2

Let's say you are describing the benefits of a healthy family relationship.

if every person had a healthy family relationship, this would yield a positive impact not only on every person, but also on communities as a whole.

Or

if every person had a healthy family relationship, this would yield a positive impact not only on every person, but also on a community as a whole.

Which is grammatical or appropriate?

  • 1
    as long as your intend is to define a larger group of people being affected here you can say "but also on larger communities as a whole" – Berker Yüceer Sep 20 at 9:01
3
+50

if every person had a healthy family relationship, this would yield a positive impact not only on every person, but also on communities as a whole.

and

if every person had a healthy family relationship, this would yield a positive impact not only on every person, but also on a community as a whole.

are both grammatically correct, however

if every person had a healthy family relationship, this would yield a positive impact not only on every person, but also on the community as a whole.

where the community is the people of the earth.

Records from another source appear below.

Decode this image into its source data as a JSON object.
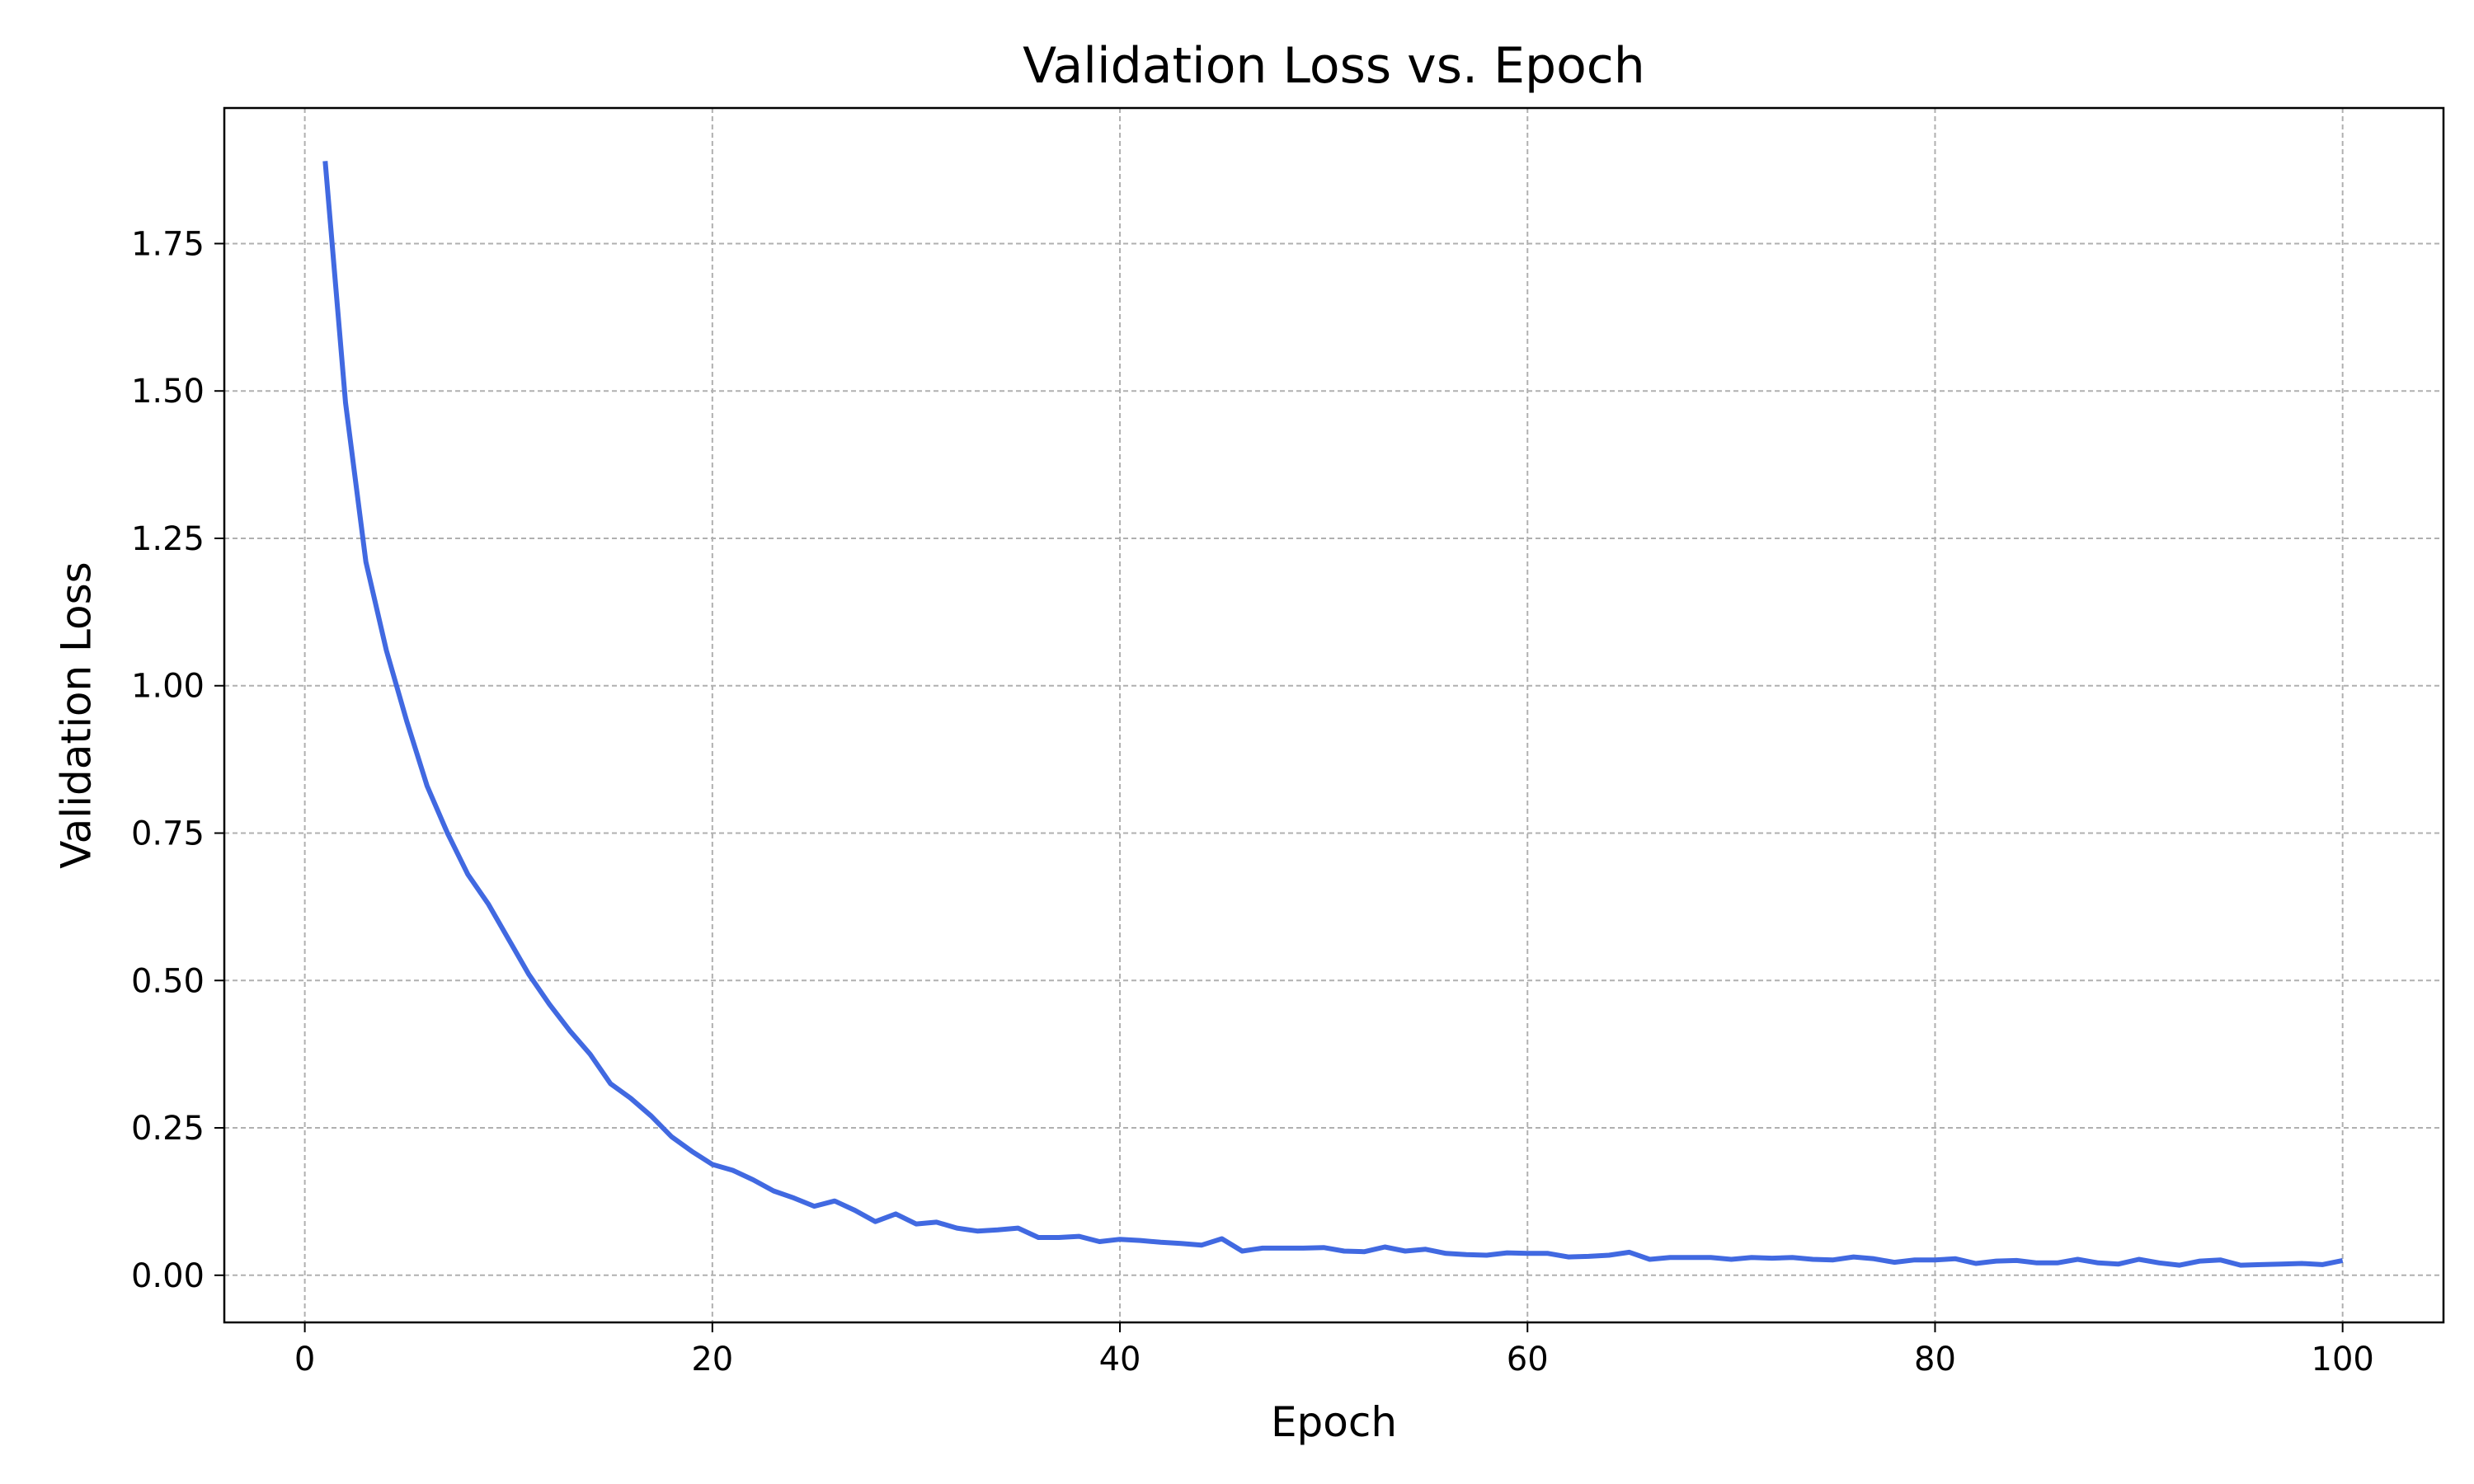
{
  "chart_data": {
    "type": "line",
    "title": "Validation Loss vs. Epoch",
    "xlabel": "Epoch",
    "ylabel": "Validation Loss",
    "xlim": [
      -3.95,
      104.95
    ],
    "ylim": [
      -0.08,
      1.98
    ],
    "xticks": [
      0,
      20,
      40,
      60,
      80,
      100
    ],
    "xtick_labels": [
      "0",
      "20",
      "40",
      "60",
      "80",
      "100"
    ],
    "yticks": [
      0,
      0.25,
      0.5,
      0.75,
      1.0,
      1.25,
      1.5,
      1.75
    ],
    "ytick_labels": [
      "0.00",
      "0.25",
      "0.50",
      "0.75",
      "1.00",
      "1.25",
      "1.50",
      "1.75"
    ],
    "grid": true,
    "series": [
      {
        "name": "",
        "color": "#4169e1",
        "x": [
          1,
          2,
          3,
          4,
          5,
          6,
          7,
          8,
          9,
          10,
          11,
          12,
          13,
          14,
          15,
          16,
          17,
          18,
          19,
          20,
          21,
          22,
          23,
          24,
          25,
          26,
          27,
          28,
          29,
          30,
          31,
          32,
          33,
          34,
          35,
          36,
          37,
          38,
          39,
          40,
          41,
          42,
          43,
          44,
          45,
          46,
          47,
          48,
          49,
          50,
          51,
          52,
          53,
          54,
          55,
          56,
          57,
          58,
          59,
          60,
          61,
          62,
          63,
          64,
          65,
          66,
          67,
          68,
          69,
          70,
          71,
          72,
          73,
          74,
          75,
          76,
          77,
          78,
          79,
          80,
          81,
          82,
          83,
          84,
          85,
          86,
          87,
          88,
          89,
          90,
          91,
          92,
          93,
          94,
          95,
          96,
          97,
          98,
          99,
          100
        ],
        "y": [
          1.89,
          1.48,
          1.21,
          1.06,
          0.94,
          0.83,
          0.75,
          0.68,
          0.63,
          0.57,
          0.51,
          0.46,
          0.415,
          0.375,
          0.325,
          0.3,
          0.27,
          0.235,
          0.21,
          0.188,
          0.178,
          0.162,
          0.143,
          0.131,
          0.117,
          0.126,
          0.11,
          0.091,
          0.104,
          0.087,
          0.09,
          0.08,
          0.075,
          0.077,
          0.08,
          0.064,
          0.064,
          0.066,
          0.057,
          0.061,
          0.059,
          0.056,
          0.054,
          0.051,
          0.062,
          0.041,
          0.046,
          0.046,
          0.046,
          0.047,
          0.041,
          0.04,
          0.048,
          0.041,
          0.044,
          0.037,
          0.035,
          0.034,
          0.038,
          0.037,
          0.037,
          0.031,
          0.032,
          0.034,
          0.039,
          0.027,
          0.03,
          0.03,
          0.03,
          0.027,
          0.03,
          0.029,
          0.03,
          0.027,
          0.026,
          0.031,
          0.028,
          0.022,
          0.026,
          0.026,
          0.028,
          0.02,
          0.024,
          0.025,
          0.021,
          0.021,
          0.027,
          0.021,
          0.019,
          0.027,
          0.021,
          0.017,
          0.024,
          0.026,
          0.017,
          0.018,
          0.019,
          0.02,
          0.018,
          0.025
        ]
      }
    ]
  }
}
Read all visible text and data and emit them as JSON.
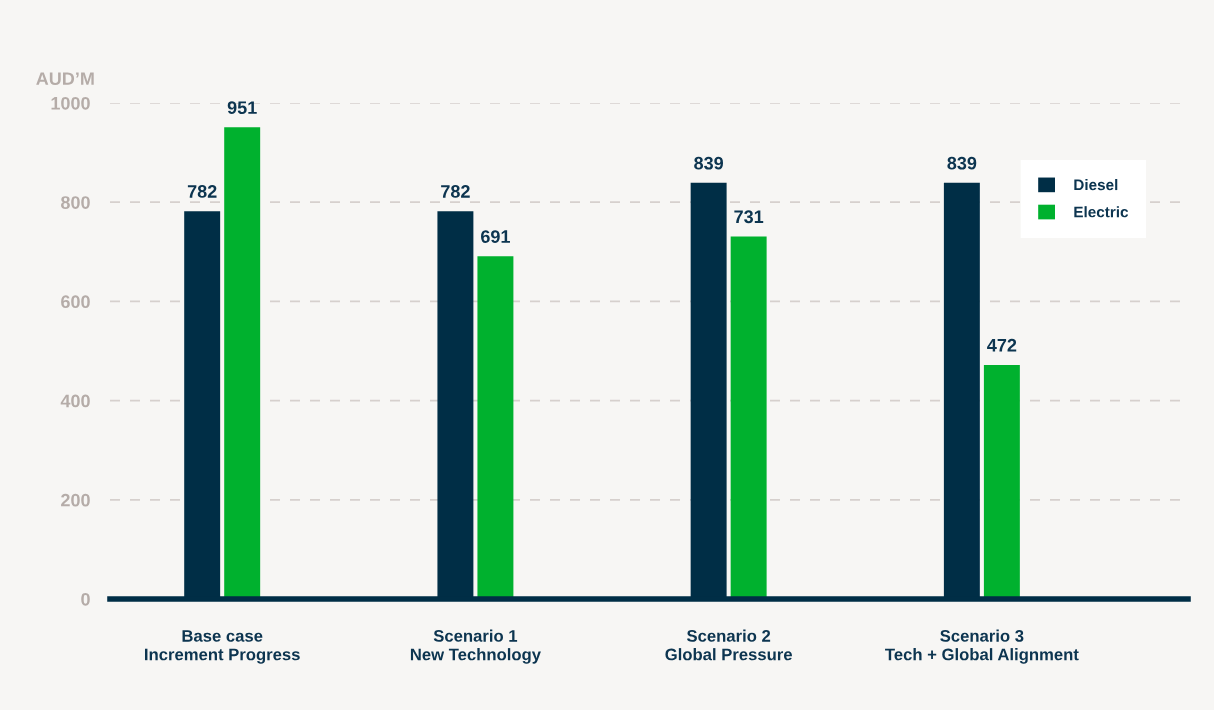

  • Nice, thx. Spot on. – John Arvin Sep 21 at 0:01
2

They are both grammatical and appropriate, but with different meanings.

In your second example, the focus is on only one community, with the potential implication that other communities might not have similar benefits.

In contrast, in your first example, the benefits apply generally to communities:

  • basic communities, made of individuals and families;
  • communities of communities.

As an exception (perhaps forcing the meaning a little), we can see a family as a community too.